In Johnson City, where the State Board of Education was in session as the waiver’s approval was announced, state education officials talked about the implications of the news.

“Our accountability system felt a little bit more like a ‘gotcha’ system,” said Nate Schwartz, director of research and policy for Tennessee Department of Education. “What we’re trying to build is a system that allows districts to demonstrate through multiple measures the way they’re growing their students.”

Since the U.S. Department of Education first granted flexibility to states in 2012, federal education officials have worked with state and district leaders to provide relief from some provisions of the NCLB in exchange for taking bold actions to improve student outcomes and ensure equity for all students. The waiver is a recognition that the law was forcing schools and districts into one-size-fits-all solutions, regardless of the individual needs and circumstances in those communities.

In its application to extend its first waiver granted in 2012, state officials laid out their case for how they’re implementing the state’s comprehensive, state-designed plan to ensure student success and a continued commitment to college- and career-readiness. Currently, Tennessee students rank 46th in the nation in math proficiency levels, and 41st in reading.

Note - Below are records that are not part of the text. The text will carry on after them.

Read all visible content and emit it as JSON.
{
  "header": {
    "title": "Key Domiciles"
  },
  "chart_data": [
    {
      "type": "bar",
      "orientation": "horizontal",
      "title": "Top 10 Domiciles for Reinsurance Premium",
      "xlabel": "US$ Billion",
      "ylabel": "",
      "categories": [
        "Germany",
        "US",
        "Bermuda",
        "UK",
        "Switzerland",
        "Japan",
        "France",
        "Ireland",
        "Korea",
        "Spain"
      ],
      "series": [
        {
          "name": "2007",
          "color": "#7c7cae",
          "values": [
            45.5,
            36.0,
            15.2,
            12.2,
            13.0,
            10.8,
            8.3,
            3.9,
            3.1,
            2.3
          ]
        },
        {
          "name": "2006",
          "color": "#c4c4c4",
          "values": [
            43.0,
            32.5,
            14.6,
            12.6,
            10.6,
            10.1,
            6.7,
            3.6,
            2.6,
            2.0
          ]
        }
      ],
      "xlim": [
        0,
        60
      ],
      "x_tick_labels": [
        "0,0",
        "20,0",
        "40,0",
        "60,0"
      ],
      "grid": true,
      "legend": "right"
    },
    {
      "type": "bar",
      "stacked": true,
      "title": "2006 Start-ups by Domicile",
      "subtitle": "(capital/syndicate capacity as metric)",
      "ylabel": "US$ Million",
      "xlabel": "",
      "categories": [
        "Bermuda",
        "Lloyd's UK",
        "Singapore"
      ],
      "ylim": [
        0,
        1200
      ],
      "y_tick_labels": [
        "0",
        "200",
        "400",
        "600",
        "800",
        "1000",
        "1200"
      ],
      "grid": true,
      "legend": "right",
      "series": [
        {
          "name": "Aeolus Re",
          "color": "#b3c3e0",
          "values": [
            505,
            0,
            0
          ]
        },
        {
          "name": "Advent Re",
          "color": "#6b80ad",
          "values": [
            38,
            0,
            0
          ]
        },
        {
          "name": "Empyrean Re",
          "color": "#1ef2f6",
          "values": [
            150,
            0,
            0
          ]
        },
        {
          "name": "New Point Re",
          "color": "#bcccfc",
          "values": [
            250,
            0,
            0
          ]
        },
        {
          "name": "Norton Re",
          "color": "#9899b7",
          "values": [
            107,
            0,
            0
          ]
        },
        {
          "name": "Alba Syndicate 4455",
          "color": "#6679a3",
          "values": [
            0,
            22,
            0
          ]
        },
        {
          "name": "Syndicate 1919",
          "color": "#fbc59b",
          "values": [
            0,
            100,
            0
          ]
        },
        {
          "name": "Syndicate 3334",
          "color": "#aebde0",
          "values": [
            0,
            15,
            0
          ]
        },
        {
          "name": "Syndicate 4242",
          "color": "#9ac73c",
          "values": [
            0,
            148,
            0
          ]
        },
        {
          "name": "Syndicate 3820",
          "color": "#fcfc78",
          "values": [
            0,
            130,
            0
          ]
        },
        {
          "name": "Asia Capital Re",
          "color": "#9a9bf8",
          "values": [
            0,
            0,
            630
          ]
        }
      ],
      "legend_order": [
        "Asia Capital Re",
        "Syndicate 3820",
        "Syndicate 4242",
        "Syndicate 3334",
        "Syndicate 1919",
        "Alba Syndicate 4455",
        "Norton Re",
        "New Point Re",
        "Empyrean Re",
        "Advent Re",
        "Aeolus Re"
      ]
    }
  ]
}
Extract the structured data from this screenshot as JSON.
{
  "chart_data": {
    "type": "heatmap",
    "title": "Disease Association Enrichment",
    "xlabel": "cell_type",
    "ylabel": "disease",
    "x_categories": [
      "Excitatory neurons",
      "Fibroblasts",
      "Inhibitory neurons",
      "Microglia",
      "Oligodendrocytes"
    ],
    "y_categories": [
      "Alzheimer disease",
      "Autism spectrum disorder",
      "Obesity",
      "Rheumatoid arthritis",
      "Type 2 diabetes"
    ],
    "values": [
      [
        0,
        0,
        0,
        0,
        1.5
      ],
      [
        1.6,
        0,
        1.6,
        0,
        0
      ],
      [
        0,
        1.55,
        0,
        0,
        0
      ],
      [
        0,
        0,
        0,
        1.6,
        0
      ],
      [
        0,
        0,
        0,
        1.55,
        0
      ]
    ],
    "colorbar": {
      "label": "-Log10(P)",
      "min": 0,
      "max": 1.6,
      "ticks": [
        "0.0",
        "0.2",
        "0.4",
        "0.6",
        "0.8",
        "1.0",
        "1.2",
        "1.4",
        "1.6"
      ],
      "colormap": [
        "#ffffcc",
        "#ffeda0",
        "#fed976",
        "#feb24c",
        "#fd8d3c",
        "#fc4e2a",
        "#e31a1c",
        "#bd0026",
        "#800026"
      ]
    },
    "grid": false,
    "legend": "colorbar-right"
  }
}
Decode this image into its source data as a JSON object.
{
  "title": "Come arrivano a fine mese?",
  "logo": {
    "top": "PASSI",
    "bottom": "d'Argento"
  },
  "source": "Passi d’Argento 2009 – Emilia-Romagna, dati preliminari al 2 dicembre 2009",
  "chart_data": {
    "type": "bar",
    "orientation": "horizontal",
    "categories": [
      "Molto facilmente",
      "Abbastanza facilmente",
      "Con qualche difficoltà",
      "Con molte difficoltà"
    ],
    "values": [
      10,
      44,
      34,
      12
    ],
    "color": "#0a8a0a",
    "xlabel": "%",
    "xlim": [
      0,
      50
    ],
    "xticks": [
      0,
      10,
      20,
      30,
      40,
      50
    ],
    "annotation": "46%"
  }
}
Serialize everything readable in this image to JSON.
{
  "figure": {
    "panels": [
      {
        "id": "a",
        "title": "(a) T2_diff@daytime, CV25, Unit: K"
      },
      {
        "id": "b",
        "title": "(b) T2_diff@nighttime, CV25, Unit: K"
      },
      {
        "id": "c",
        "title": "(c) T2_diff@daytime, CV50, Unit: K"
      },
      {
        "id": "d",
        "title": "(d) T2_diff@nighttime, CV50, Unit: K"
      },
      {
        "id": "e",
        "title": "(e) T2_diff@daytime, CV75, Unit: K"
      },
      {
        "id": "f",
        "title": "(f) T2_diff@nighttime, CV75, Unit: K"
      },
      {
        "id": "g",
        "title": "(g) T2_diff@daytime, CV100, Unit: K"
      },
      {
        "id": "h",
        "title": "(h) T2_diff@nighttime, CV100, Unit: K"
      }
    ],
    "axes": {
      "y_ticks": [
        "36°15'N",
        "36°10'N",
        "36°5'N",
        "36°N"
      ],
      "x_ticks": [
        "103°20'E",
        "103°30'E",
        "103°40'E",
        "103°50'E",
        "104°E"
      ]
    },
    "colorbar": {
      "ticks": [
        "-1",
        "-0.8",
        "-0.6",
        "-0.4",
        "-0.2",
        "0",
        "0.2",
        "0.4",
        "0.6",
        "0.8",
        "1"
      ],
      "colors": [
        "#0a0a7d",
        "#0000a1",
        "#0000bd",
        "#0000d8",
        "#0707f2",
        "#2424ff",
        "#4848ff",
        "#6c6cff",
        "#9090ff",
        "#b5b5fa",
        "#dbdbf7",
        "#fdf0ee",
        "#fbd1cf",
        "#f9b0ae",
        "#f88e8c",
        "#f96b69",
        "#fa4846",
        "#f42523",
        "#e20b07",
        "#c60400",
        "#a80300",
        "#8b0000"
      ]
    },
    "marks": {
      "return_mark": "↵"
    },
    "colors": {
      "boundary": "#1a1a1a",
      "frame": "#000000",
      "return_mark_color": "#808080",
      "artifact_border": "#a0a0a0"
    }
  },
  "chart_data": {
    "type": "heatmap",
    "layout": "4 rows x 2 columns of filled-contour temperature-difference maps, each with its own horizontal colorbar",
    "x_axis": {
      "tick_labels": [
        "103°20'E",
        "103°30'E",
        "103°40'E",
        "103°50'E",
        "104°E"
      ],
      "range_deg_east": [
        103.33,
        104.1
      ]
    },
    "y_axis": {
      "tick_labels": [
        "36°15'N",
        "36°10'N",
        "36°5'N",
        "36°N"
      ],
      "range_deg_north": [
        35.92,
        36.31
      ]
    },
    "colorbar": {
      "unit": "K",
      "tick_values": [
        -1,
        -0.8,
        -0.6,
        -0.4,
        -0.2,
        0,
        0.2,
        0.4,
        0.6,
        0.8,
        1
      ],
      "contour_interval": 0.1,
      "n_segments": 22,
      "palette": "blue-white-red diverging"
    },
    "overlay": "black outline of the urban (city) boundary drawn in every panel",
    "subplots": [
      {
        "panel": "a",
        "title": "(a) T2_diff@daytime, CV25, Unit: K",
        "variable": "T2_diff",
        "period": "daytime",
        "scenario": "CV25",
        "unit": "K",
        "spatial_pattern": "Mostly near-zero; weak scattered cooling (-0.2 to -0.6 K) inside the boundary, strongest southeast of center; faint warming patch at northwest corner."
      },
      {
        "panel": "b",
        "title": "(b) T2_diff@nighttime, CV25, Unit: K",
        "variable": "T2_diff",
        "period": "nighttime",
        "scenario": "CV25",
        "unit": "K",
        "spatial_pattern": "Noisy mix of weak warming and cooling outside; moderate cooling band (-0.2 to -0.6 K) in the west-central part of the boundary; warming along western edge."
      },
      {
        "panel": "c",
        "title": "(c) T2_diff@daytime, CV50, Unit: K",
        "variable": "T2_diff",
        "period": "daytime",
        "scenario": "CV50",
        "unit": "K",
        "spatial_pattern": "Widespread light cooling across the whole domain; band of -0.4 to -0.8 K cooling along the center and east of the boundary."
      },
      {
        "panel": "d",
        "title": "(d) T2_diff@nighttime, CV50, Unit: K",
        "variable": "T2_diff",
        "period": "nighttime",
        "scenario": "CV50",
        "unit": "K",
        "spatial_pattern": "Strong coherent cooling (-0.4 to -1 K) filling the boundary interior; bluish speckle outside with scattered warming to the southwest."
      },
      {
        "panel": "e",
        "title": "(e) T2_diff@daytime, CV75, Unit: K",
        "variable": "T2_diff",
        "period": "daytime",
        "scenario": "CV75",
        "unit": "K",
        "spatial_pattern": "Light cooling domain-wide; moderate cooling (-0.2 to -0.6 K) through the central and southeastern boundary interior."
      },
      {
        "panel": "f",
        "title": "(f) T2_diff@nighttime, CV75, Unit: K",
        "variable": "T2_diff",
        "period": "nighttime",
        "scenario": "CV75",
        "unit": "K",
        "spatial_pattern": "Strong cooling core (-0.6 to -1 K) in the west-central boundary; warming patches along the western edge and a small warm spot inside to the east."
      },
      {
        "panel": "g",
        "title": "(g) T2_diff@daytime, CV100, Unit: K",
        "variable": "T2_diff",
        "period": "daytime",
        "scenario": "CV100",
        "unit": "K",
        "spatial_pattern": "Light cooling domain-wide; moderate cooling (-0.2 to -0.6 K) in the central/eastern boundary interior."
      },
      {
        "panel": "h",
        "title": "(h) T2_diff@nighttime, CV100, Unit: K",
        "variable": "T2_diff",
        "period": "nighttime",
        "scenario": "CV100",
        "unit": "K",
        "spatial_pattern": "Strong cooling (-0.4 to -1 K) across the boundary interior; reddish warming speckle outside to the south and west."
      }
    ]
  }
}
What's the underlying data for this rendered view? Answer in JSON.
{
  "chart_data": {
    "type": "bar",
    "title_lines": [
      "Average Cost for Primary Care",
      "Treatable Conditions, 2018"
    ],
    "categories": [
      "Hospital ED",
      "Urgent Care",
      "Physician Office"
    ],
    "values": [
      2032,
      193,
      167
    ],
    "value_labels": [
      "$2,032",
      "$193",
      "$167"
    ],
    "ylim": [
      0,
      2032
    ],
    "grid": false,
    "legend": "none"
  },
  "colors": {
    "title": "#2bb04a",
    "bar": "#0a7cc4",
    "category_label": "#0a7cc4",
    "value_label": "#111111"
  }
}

In 2010, Tennessee leaders approved sweeping changes, such as higher academic standards and rigorous teacher evaluations, in response to the federal Race to the Top competition, for which the state won $500 million to fund its initiative. The state aims to increase reading and math proficiency rates to about 20 percent over five years and grow graduation rates to 90 percent — goals that are more realistic than those set by NCLB, officials say.

However, Tennessee’s First to the Top plan and its ability to manage the initiative “is significantly undermined by the current No Child Left Behind rules and regulations,” the application’s authors wrote, noting that last year about half of Tennessee schools failed to meet the NCLB benchmarks, known as Adequate Yearly Progress, and about 80 percent this year.

“(NCLB) has set goals that virtually all educators across the state believe are unrealistic and unattainable,” the application reads. “We are asking educators to do the impossible, and then labeling them as failures when they don’t achieve those unrealistic outcomes.”

The application continues: “Tennessee has the goals, the plan and the political will to make rapid improvements in educational outcomes. We cannot allow outdated federal rules and regulations to stand in the way.”

In a news release announcing the waiver, U.S. Department of Education officials noted that Tennessee has set customized goals for achievement based on how students have done in the past. The newly approved waiver, they added, allows the state to acknowledge the growth of students who are farthest behind.

“My decision to renew approval of Tennessee’s ESEA flexibility request is based on my determination that ESEA flexibility is enabling Tennessee to carry out important reforms to improve student achievement in Tennessee and that this renewal is in the public interest,” wrote senior adviser Ann Whalen in her letter notifying McQueen of the waiver application’s approval.

Tennessee was one of seven states to receive waivers Thursday along with Alaska, Indiana, Maryland, New Jersey, Oregon and Utah. However, as a reward for its swift rollout of data-based teacher evaluations that have given other states pause, Tennessee is the only state receiving an additional four years of flexibility, the maximum number of years approved by the U.S. Department of Education.

Wayne Miller, executive director of the Tennessee Organization of Schools Superintendents, said the waiver is important to the state’s school districts and students. “It maintains strict accountability and transparency while recognizing real improvement by our students, teachers, schools and districts,” he said.

The ESEA is poised to be rebooted by the U.S. Congress this fall. However, McQueen told Board of Education members Thursday she does not believe the reauthorization would hinder changes approved in the waiver application.